Through their lawyers Harrison Kinyanjui and Henry Kurauka, the applicants argued that the council did not consult key players before imposing the 114 percent increment.

They further argued that the time issued by the council was not enough for the city residents to comply with the new rates.

They also said the council had no strong reasons why it was increasing the fees without alerting city residents on time.

Mr Kinyanjui said the council also failed to give notice of the new rates in local newspapers as required.

He also argued that despite a gazette notice of October 15, the new rates came to the knowledge of the public this week.

He also said the council should have been considerate and known that no Kenyan ever got a 100 percent increase in their salaries and increasing the fees suddenly was "insensitive to the financial challenges that Kenyans have to deal with every day."

He also blamed the council for poor services saying the parking spaces in town were not safe yet car owners pays Sh140.
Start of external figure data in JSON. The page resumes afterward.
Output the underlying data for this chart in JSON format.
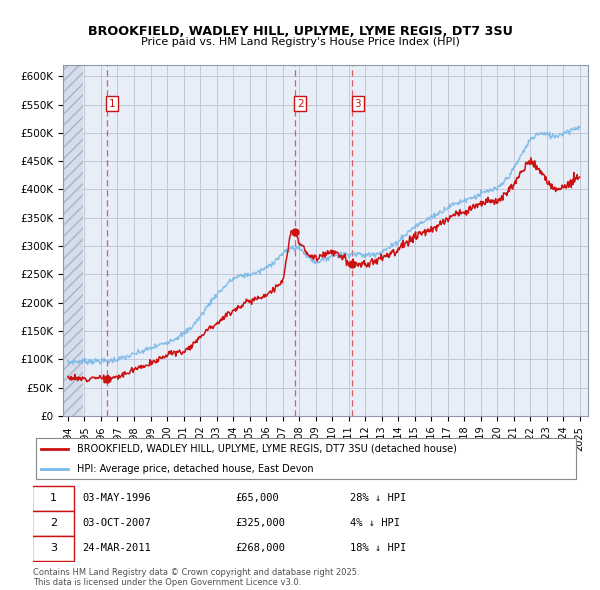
{
  "title1": "BROOKFIELD, WADLEY HILL, UPLYME, LYME REGIS, DT7 3SU",
  "title2": "Price paid vs. HM Land Registry's House Price Index (HPI)",
  "ylim": [
    0,
    620000
  ],
  "yticks": [
    0,
    50000,
    100000,
    150000,
    200000,
    250000,
    300000,
    350000,
    400000,
    450000,
    500000,
    550000,
    600000
  ],
  "ytick_labels": [
    "£0",
    "£50K",
    "£100K",
    "£150K",
    "£200K",
    "£250K",
    "£300K",
    "£350K",
    "£400K",
    "£450K",
    "£500K",
    "£550K",
    "£600K"
  ],
  "xlim_left": 1993.7,
  "xlim_right": 2025.5,
  "xticks": [
    1994,
    1995,
    1996,
    1997,
    1998,
    1999,
    2000,
    2001,
    2002,
    2003,
    2004,
    2005,
    2006,
    2007,
    2008,
    2009,
    2010,
    2011,
    2012,
    2013,
    2014,
    2015,
    2016,
    2017,
    2018,
    2019,
    2020,
    2021,
    2022,
    2023,
    2024,
    2025
  ],
  "transactions": [
    {
      "num": 1,
      "date": "03-MAY-1996",
      "price": 65000,
      "x": 1996.34,
      "pct": "28%",
      "dir": "↓"
    },
    {
      "num": 2,
      "date": "03-OCT-2007",
      "price": 325000,
      "x": 2007.75,
      "pct": "4%",
      "dir": "↓"
    },
    {
      "num": 3,
      "date": "24-MAR-2011",
      "price": 268000,
      "x": 2011.23,
      "pct": "18%",
      "dir": "↓"
    }
  ],
  "marker_prices": [
    65000,
    325000,
    268000
  ],
  "legend_label_red": "BROOKFIELD, WADLEY HILL, UPLYME, LYME REGIS, DT7 3SU (detached house)",
  "legend_label_blue": "HPI: Average price, detached house, East Devon",
  "copyright": "Contains HM Land Registry data © Crown copyright and database right 2025.\nThis data is licensed under the Open Government Licence v3.0.",
  "bg_color": "#e8eef8",
  "grid_color": "#c0c8d8",
  "line_red": "#cc1111",
  "line_blue": "#7ab8e8",
  "hpi_anchors": {
    "1994.0": 93000,
    "1994.5": 95000,
    "1995.0": 96000,
    "1995.5": 97000,
    "1996.0": 97500,
    "1996.5": 98500,
    "1997.0": 101000,
    "1997.5": 104000,
    "1998.0": 108000,
    "1998.5": 113000,
    "1999.0": 118000,
    "1999.5": 124000,
    "2000.0": 131000,
    "2000.5": 138000,
    "2001.0": 146000,
    "2001.5": 158000,
    "2002.0": 175000,
    "2002.5": 195000,
    "2003.0": 213000,
    "2003.5": 228000,
    "2004.0": 242000,
    "2004.5": 248000,
    "2005.0": 251000,
    "2005.5": 255000,
    "2006.0": 262000,
    "2006.5": 273000,
    "2007.0": 285000,
    "2007.5": 295000,
    "2008.0": 296000,
    "2008.5": 282000,
    "2009.0": 272000,
    "2009.5": 278000,
    "2010.0": 285000,
    "2010.5": 286000,
    "2011.0": 286000,
    "2011.5": 285000,
    "2012.0": 282000,
    "2012.5": 285000,
    "2013.0": 290000,
    "2013.5": 298000,
    "2014.0": 310000,
    "2014.5": 323000,
    "2015.0": 335000,
    "2015.5": 342000,
    "2016.0": 350000,
    "2016.5": 358000,
    "2017.0": 368000,
    "2017.5": 375000,
    "2018.0": 382000,
    "2018.5": 387000,
    "2019.0": 393000,
    "2019.5": 398000,
    "2020.0": 400000,
    "2020.5": 415000,
    "2021.0": 435000,
    "2021.5": 462000,
    "2022.0": 488000,
    "2022.5": 500000,
    "2023.0": 498000,
    "2023.5": 495000,
    "2024.0": 500000,
    "2024.5": 505000,
    "2025.0": 510000
  },
  "red_anchors_seg1": {
    "1994.0": 67000,
    "1994.5": 65000,
    "1995.0": 67000,
    "1995.5": 69000,
    "1996.0": 66000,
    "1996.34": 65000,
    "1997.0": 70000,
    "1997.5": 75000,
    "1998.0": 82000,
    "1998.5": 88000,
    "1999.0": 93000,
    "1999.5": 100000,
    "2000.0": 107000,
    "2000.5": 112000,
    "2001.0": 115000,
    "2001.5": 125000,
    "2002.0": 138000,
    "2002.5": 155000,
    "2003.0": 165000,
    "2003.5": 175000,
    "2004.0": 185000,
    "2004.5": 195000,
    "2005.0": 205000,
    "2005.5": 208000,
    "2006.0": 212000,
    "2006.5": 225000,
    "2007.0": 238000,
    "2007.5": 325000,
    "2007.75": 325000
  },
  "red_anchors_seg2": {
    "2007.75": 325000,
    "2008.0": 310000,
    "2008.5": 285000,
    "2009.0": 280000,
    "2009.5": 285000,
    "2010.0": 288000,
    "2010.5": 285000,
    "2011.0": 270000,
    "2011.23": 268000
  },
  "red_anchors_seg3": {
    "2011.23": 268000,
    "2011.5": 265000,
    "2012.0": 268000,
    "2012.5": 272000,
    "2013.0": 278000,
    "2013.5": 285000,
    "2014.0": 295000,
    "2014.5": 305000,
    "2015.0": 315000,
    "2015.5": 322000,
    "2016.0": 330000,
    "2016.5": 338000,
    "2017.0": 348000,
    "2017.5": 355000,
    "2018.0": 362000,
    "2018.5": 368000,
    "2019.0": 373000,
    "2019.5": 378000,
    "2020.0": 380000,
    "2020.5": 392000,
    "2021.0": 408000,
    "2021.5": 430000,
    "2022.0": 455000,
    "2022.5": 440000,
    "2023.0": 415000,
    "2023.5": 400000,
    "2024.0": 405000,
    "2024.5": 415000,
    "2025.0": 418000
  }
}
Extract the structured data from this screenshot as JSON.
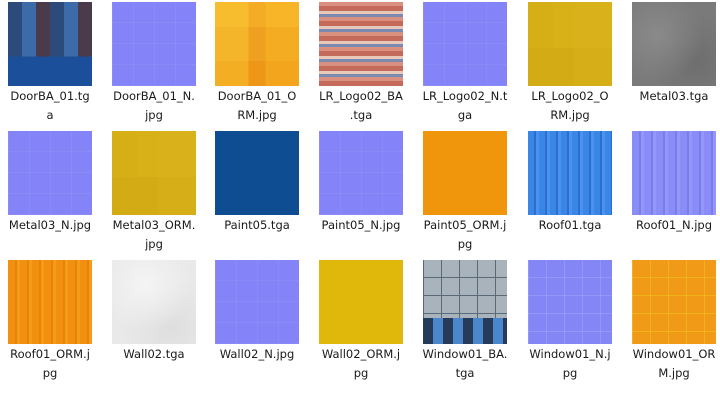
{
  "files": [
    {
      "name_line1": "DoorBA_01.tg",
      "name_line2": "a",
      "thumb": "door-texture"
    },
    {
      "name_line1": "DoorBA_01_N.",
      "name_line2": "jpg",
      "thumb": "normal-map"
    },
    {
      "name_line1": "DoorBA_01_O",
      "name_line2": "RM.jpg",
      "thumb": "orm-orange"
    },
    {
      "name_line1": "LR_Logo02_BA",
      "name_line2": ".tga",
      "thumb": "logo-texture"
    },
    {
      "name_line1": "LR_Logo02_N.t",
      "name_line2": "ga",
      "thumb": "normal-map"
    },
    {
      "name_line1": "LR_Logo02_O",
      "name_line2": "RM.jpg",
      "thumb": "orm-yellow"
    },
    {
      "name_line1": "Metal03.tga",
      "name_line2": "",
      "thumb": "metal-gray"
    },
    {
      "name_line1": "Metal03_N.jpg",
      "name_line2": "",
      "thumb": "normal-map"
    },
    {
      "name_line1": "Metal03_ORM.",
      "name_line2": "jpg",
      "thumb": "orm-yellow"
    },
    {
      "name_line1": "Paint05.tga",
      "name_line2": "",
      "thumb": "paint-blue"
    },
    {
      "name_line1": "Paint05_N.jpg",
      "name_line2": "",
      "thumb": "normal-map"
    },
    {
      "name_line1": "Paint05_ORM.j",
      "name_line2": "pg",
      "thumb": "orange-flat"
    },
    {
      "name_line1": "Roof01.tga",
      "name_line2": "",
      "thumb": "roof-blue"
    },
    {
      "name_line1": "Roof01_N.jpg",
      "name_line2": "",
      "thumb": "roof-normal"
    },
    {
      "name_line1": "Roof01_ORM.j",
      "name_line2": "pg",
      "thumb": "roof-orm"
    },
    {
      "name_line1": "Wall02.tga",
      "name_line2": "",
      "thumb": "wall-white"
    },
    {
      "name_line1": "Wall02_N.jpg",
      "name_line2": "",
      "thumb": "normal-map"
    },
    {
      "name_line1": "Wall02_ORM.j",
      "name_line2": "pg",
      "thumb": "wall-yellow"
    },
    {
      "name_line1": "Window01_BA.",
      "name_line2": "tga",
      "thumb": "window-texture"
    },
    {
      "name_line1": "Window01_N.j",
      "name_line2": "pg",
      "thumb": "window-normal"
    },
    {
      "name_line1": "Window01_OR",
      "name_line2": "M.jpg",
      "thumb": "window-orm"
    }
  ]
}
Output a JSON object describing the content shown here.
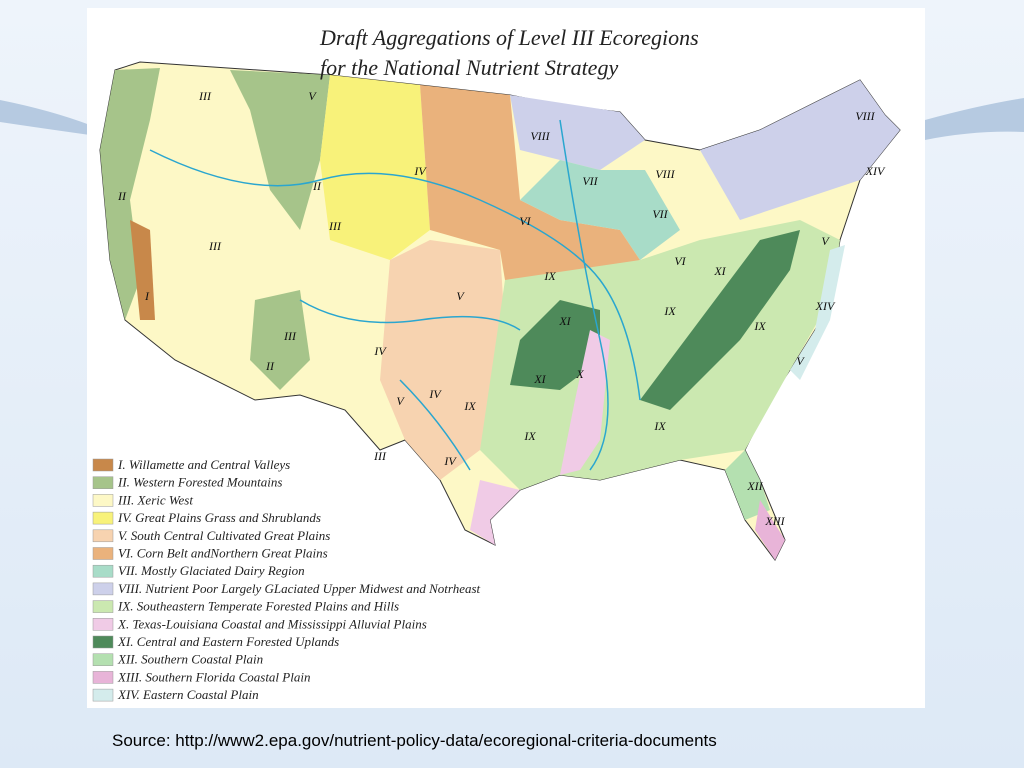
{
  "title": [
    "Draft Aggregations of Level III Ecoregions",
    "for the National Nutrient Strategy"
  ],
  "legend": [
    {
      "label": "I. Willamette and Central Valleys",
      "color": "#c8884a"
    },
    {
      "label": "II. Western Forested Mountains",
      "color": "#a6c48a"
    },
    {
      "label": "III.  Xeric West",
      "color": "#fdf8c6"
    },
    {
      "label": "IV. Great Plains Grass and Shrublands",
      "color": "#f8f27a"
    },
    {
      "label": "V. South Central Cultivated Great Plains",
      "color": "#f7d3b0"
    },
    {
      "label": "VI. Corn Belt andNorthern Great Plains",
      "color": "#eab27c"
    },
    {
      "label": "VII.  Mostly Glaciated Dairy Region",
      "color": "#a8dcc8"
    },
    {
      "label": "VIII.  Nutrient Poor Largely GLaciated Upper Midwest and Notrheast",
      "color": "#cdd0ea"
    },
    {
      "label": "IX.  Southeastern Temperate Forested Plains and Hills",
      "color": "#cbe8b0"
    },
    {
      "label": "X.  Texas-Louisiana Coastal and Mississippi Alluvial Plains",
      "color": "#f0cbe6"
    },
    {
      "label": "XI.  Central and Eastern Forested Uplands",
      "color": "#4e8a5a"
    },
    {
      "label": "XII.  Southern Coastal Plain",
      "color": "#b4e0b0"
    },
    {
      "label": "XIII.  Southern Florida Coastal Plain",
      "color": "#e8b4d8"
    },
    {
      "label": "XIV.  Eastern Coastal Plain",
      "color": "#d4ecec"
    }
  ],
  "map_labels": [
    "III",
    "V",
    "II",
    "III",
    "II",
    "III",
    "IV",
    "VIII",
    "VII",
    "VIII",
    "VIII",
    "VI",
    "VII",
    "VI",
    "IX",
    "XI",
    "V",
    "III",
    "IV",
    "II",
    "XIV",
    "XIV",
    "XI",
    "IX",
    "IX",
    "V",
    "V",
    "X",
    "XI",
    "IX",
    "IX",
    "IV",
    "V",
    "IX",
    "III",
    "IV",
    "XII",
    "XIII",
    "I"
  ],
  "source": "Source: http://www2.epa.gov/nutrient-policy-data/ecoregional-criteria-documents"
}
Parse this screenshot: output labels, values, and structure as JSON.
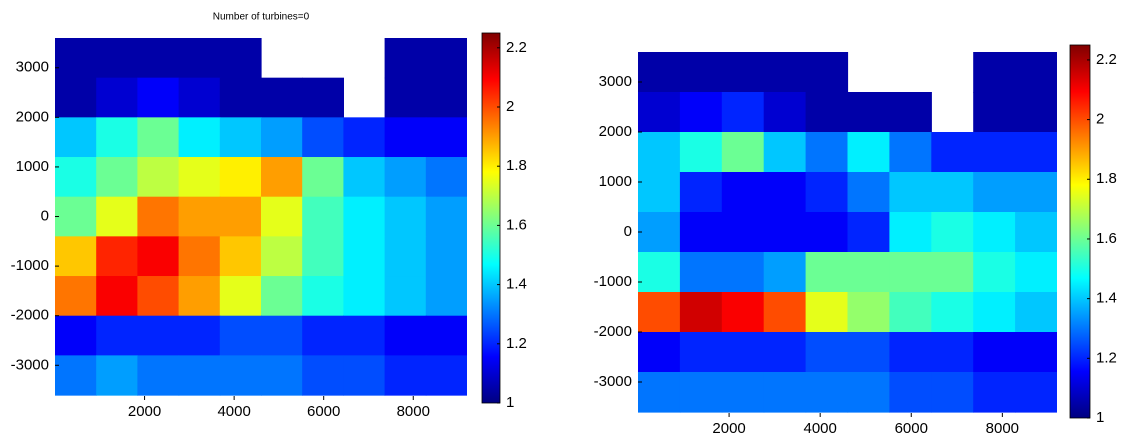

"There is no need to leave your car in the parking lot… you find your lights missing; your side mirrors missing, reflectors missing or your car broken into.  On top of that, the council comes and tows your car away," he complained.

The council through lawyer Evans Monari argued that it would fall short of its planned budget if the new rates were not implemented.

He also said the move was to reduce traffic snarl ups in the city through controlling the number of cars entering the city. 

He also said the council wanted to use the money to offer better services to city residents, among them constructing roads.

However, Mr Kurauka dismissed his assertion saying: "The council should explain how it will suffer prejudice yet it has been using billions of shillings to buy non-existent land."

The council had announced that motorists would be required to pay Sh300 per day for saloon cars, up from Sh140 starting November 1.

Rent also went up in areas where the council owns houses.

The court has directed lawyer Harrison Kinyanjui to serve the Ministry of Local Government and the City Council with the suit papers to stop implementation of the new charges.

The matter is due in court for mention on November 15 to ascertain if the orders have been complied with.